In her ruling, Justice Smith noted that suicide itself is not illegal, and therefore the law against assisted suicide contravenes Section 15 of the charter, which guarantees equality, because it denies physically disabled people like Taylor the same rights as able-bodied people who can take their own lives, she ruled.

"The impact of that distinction is felt particularly acutely by persons such as Ms Taylor, who are grievously and irremediably ill, physically disabled or soon to become so, mentally competent and who wish to have some control over their circumstances at the end of their lives," Smith writes.

In a preliminary statement, Bishop Richard W Smith, Archbishop of Edmonton and President of the Canadian Conference of Catholic Bishops (CCCB) said: "The Catholic position on this question is clear. Human life is a gift from God. Therefore, as taught in the Catechism of the Catholic Church, no. 2280, 'We are stewards, not owners, of the life God has entrusted to us. It is not ours to dispose of.'

"Being stewards of life also requires each of us and all society to respond to the physical, emotional and moral sufferings of people of all ages, particularly those seriously ill or handicapped. In this regard, as the Bishops of Canada stated in 2005, we stand before a fundamental option, the response to which reveals the true nature of our society's heart.

"Do we show concern for the sick, the elderly, the handicapped and vulnerable by encouraging them to commit suicide or through deliberating killing them by euthanasia?

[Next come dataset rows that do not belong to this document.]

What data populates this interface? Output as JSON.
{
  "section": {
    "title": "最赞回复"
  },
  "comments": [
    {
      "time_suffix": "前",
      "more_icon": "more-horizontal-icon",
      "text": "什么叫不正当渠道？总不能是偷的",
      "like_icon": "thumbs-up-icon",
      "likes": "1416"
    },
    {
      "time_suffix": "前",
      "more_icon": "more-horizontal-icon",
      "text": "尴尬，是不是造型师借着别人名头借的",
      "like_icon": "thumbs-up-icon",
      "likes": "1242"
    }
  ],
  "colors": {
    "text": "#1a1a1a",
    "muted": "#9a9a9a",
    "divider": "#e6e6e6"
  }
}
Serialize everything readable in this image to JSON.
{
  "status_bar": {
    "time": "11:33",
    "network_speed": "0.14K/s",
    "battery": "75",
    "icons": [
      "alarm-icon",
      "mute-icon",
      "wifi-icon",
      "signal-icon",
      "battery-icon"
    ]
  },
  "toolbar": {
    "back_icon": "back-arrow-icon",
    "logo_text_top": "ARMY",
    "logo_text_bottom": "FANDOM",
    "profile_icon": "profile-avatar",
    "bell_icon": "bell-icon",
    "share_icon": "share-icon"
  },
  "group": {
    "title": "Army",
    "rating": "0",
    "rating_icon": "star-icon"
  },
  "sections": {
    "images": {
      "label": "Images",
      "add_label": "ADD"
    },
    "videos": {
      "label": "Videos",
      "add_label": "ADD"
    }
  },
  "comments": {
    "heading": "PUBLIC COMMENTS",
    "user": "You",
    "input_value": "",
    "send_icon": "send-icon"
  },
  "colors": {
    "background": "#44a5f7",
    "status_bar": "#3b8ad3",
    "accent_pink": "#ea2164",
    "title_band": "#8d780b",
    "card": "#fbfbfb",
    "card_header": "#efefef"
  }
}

"Or, instead, do we fashion a culture of life and love in which each person, at every moment and in all circumstances of their natural lifespan, is treasured as a gift?

"The CCCB will issue a more detailed reflection at a later date, once there has been opportunity to review the lengthy 395-page ruling. The ruling by the BC Supreme Court gives Parliament a year in which to consider the question. This will also give the CCCB opportunity to make submissions in due course."